Learning to Use AI for Learning: How Can We Effectively Teach and Measure Prompting Literacy for K-12 Students?
This addresses the need for K-12 educators to teach students responsible AI use, but it is incremental as it builds on prior research with specific classroom deployments.
The researchers tackled the problem of teaching K-12 students how to effectively use AI for learning by developing an LLM-based module for prompting literacy, and found that it improved students' prompting skills and perceptions, with an AI auto-grader performing satisfactorily and True/False and open-ended questions being more effective than multiple-choice for assessment.
As Artificial Intelligence (AI) becomes increasingly integrated into daily life, there is a growing need to equip the next generation with the ability to apply, interact with, evaluate, and collaborate with AI systems responsibly. Prior research highlights the urgent demand from K-12 educators to teach students the ethical and effective use of AI for learning. To address this need, we designed an Large-Language Model (LLM)-based module to teach prompting literacy. This includes scenario-based deliberate practice activities with direct interaction with intelligent LLM agents, aiming to foster secondary school students' responsible engagement with AI chatbots. We conducted two iterations of classroom deployment in 11 authentic secondary education classrooms, and evaluated 1) AI-based auto-grader's capability; 2) students' prompting performance and confidence changes towards using AI for learning; and 3) the quality of learning and assessment materials.

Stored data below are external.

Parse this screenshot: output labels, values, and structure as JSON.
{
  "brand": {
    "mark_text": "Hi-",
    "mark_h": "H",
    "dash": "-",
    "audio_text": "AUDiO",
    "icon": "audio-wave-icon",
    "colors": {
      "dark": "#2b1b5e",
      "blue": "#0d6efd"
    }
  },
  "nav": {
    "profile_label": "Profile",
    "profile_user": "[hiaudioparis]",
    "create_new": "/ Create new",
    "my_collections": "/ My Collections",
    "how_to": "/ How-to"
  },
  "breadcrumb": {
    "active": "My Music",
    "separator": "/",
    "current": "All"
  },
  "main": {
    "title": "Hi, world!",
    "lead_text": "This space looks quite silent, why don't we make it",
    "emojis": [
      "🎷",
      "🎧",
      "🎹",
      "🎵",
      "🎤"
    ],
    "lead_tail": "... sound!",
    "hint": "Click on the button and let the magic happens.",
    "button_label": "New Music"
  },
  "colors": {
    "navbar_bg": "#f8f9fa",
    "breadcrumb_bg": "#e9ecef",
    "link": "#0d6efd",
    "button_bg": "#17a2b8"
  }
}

Results indicated that the AI-based auto-grader could grade student-written prompts with satisfactory quality. In addition, the instructional materials supported students in improving their prompting skills through practice and led to positive shifts in their perceptions of using AI for learning. Furthermore, data from Study 1 informed assessment revisions in Study 2. Analyses of item difficulty and discrimination in Study 2 showed that True/False and open-ended questions could measure prompting literacy more effectively than multiple-choice questions for our target learners. These promising outcomes highlight the potential for broader deployment and highlight the need for broader studies to assess learning effectiveness and assessment design.